We’ve listed five things to consider before the end of the tax year.
Pensions are one of the most tax-efficient ways to save for your longer-term future. The annual allowance for 2020/21 is £40,000, but you can also use surplus allowance from the previous three tax years.
Your annual allowance may be restricted to a maximum of £4,000 where your total income plus pension contributions for the year exceeds £240,000, and your net income exceeds £200,000.
For every £80 paid in, your pension provider can claim another £20 in tax relief from the government, so that a £100 contribution actually costs you just £80.
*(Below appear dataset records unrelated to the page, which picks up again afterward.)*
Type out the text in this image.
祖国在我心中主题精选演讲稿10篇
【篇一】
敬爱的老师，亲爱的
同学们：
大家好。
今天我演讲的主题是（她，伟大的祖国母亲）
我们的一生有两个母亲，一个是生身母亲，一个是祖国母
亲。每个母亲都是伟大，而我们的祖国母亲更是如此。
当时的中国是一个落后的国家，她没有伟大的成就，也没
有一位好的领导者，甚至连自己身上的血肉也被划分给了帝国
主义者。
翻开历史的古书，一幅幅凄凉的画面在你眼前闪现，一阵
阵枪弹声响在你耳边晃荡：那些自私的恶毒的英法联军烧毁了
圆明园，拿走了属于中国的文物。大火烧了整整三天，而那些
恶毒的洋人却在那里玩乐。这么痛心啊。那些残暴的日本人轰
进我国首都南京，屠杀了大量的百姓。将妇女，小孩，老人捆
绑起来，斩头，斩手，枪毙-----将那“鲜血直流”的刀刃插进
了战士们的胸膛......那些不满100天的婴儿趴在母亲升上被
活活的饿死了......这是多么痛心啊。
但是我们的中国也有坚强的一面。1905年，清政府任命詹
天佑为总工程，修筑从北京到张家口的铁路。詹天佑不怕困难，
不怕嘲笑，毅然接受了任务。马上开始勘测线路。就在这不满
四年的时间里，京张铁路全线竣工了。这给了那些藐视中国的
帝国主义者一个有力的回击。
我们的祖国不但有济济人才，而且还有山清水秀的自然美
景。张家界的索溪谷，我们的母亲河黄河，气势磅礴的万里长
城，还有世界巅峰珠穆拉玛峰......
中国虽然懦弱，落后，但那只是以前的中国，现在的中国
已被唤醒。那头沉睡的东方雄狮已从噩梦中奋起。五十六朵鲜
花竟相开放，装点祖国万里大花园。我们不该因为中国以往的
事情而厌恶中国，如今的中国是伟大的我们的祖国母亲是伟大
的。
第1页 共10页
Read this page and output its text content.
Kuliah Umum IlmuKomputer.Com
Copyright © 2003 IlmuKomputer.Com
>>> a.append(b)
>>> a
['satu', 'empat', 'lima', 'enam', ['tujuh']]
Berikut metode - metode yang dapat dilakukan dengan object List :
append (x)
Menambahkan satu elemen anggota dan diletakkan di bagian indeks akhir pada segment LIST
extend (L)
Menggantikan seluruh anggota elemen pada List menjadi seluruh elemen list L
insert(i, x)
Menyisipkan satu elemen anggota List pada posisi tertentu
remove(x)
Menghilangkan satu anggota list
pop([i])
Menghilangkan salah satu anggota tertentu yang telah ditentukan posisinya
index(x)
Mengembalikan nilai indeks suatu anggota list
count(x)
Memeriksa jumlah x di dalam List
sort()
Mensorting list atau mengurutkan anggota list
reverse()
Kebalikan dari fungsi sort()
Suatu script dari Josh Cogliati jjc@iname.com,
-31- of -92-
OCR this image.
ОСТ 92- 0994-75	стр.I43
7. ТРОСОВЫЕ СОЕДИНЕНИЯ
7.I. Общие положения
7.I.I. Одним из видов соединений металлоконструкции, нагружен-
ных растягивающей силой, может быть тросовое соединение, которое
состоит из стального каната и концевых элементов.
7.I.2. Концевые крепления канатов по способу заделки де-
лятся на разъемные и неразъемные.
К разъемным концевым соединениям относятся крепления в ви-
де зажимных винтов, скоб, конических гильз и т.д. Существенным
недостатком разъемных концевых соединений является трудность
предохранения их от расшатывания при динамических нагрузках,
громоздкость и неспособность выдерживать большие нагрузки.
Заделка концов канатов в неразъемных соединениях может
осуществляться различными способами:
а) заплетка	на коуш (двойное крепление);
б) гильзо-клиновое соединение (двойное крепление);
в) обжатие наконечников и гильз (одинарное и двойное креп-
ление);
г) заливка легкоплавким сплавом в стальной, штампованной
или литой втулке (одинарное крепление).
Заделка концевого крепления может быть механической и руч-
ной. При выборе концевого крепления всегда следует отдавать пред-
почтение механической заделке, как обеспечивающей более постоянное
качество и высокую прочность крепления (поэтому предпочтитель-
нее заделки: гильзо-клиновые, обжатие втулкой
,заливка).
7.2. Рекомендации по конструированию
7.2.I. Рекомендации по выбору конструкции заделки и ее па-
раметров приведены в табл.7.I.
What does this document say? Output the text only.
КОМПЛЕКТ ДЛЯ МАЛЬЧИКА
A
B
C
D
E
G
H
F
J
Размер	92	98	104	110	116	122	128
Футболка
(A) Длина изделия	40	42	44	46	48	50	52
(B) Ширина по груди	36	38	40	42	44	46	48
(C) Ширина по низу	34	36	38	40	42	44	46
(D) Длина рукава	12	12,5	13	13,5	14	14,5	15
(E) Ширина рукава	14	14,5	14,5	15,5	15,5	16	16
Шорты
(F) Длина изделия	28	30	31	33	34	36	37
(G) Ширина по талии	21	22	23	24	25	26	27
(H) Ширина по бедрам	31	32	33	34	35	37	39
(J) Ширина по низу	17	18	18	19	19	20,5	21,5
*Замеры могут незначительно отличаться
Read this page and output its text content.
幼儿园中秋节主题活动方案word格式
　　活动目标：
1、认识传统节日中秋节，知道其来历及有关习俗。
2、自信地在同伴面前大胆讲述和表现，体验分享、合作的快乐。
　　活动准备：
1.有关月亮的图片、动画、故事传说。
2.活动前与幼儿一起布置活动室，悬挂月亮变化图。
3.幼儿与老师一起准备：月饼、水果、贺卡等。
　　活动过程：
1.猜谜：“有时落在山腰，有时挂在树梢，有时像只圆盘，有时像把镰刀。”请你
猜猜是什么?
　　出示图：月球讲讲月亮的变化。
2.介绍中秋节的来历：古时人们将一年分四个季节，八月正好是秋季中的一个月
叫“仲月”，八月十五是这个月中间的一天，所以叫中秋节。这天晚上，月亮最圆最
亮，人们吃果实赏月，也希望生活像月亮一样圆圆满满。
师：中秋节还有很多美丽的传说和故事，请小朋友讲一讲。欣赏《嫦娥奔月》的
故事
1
Then, if you are a higher rate (40%) or top rate (45%) taxpayer you can claim up to an additional £20 or £25 respectively, making the effective cost of a £100 contribution for you as little as £60 or £55.
There’s a key difference in how higher and top rate taxpayers claim tax relief however. While 20% is reclaimed at source by your pension provider, which works for basic rate taxpayers, if you’re on a higher or top rate the additional amount has to be reclaimed through a self-assessment tax return and will reduce your overall tax liability at the end of the year.
If you are an employee, an alternative to reclaiming the extra through a self-assessment return is to ask HM Revenue & Customs (HMRC) for your PAYE notice of coding to be adjusted. This way your tax relief is given through a new PAYE code that extends your basic rate band.
An ISA allows you to save or invest money in a tax-efficient way. An ISA is a tax-efficient savings or investment account that allows you to put your ISA allowance to work and maximise the potential returns you make on your money, by shielding it from income tax, tax on dividends and Capital Gains Tax.
The maximum annual amount that can be invested in ISAs is £20,000 (2020/21). You can allocate the entire amount into a Cash ISA, a Stocks & Shares ISA, an Innovative Finance ISA, or any combination of the three.
A Lifetime ISA (LISA) is a dual-purpose ISA, designed to help those saving for a first home and retirement. If you are aged 18 to 39, you can open a Lifetime ISA and save up to £4,000 tax-efficiently each year up to and including the day before your 50th birthday.
The government will pay a 25% bonus on your contributions, up to a maximum of £1,000 a year. Your Lifetime ISA allowance forms part of your overall £20,000 annual ISA allowance.
You can withdraw your savings from age 60 onwards, if not used to buy a home before then. A penalty of 25% may be applied if you withdraw from your LISA if used for other purposes.
A Junior ISA is a long-term savings account set up by a parent or guardian with a Junior ISA provider, specifically for their child’s future. Only the child can access the money, and only once they turn 18.
There are two types available: a Cash Junior ISA and a Stocks & Shares Junior ISA. The current annual subscription limit for Junior ISAs is up to £9,000 for the 2020/21 tax year.
The fund builds up free of tax on investment income and capital gains until your child reaches 18, when the funds can either be withdrawn or rolled over into an adult ISA.
The £12,300 (2020/21) allowance is a ‘use it or lose it’ allowance. You can’t carry it forward to future years. But remember that each individual has their own allowance, so a married couple can potentially realise gains of £24,600 this tax year without incurring any tax liability.
If appropriate you could transfer assets between your spouse or registered civil partner tax-free, so it might make sense to consider transferring holdings to a spouse in a lower tax bracket or one who hasn’t used their allowance.
Gains and losses realised in the same tax year have to be offset against each other, and this will reduce the amount of gain that is subject to tax. If your losses exceed your gains, you could carry them forward to offset against gains in the future, provided you have registered those losses with HMRC.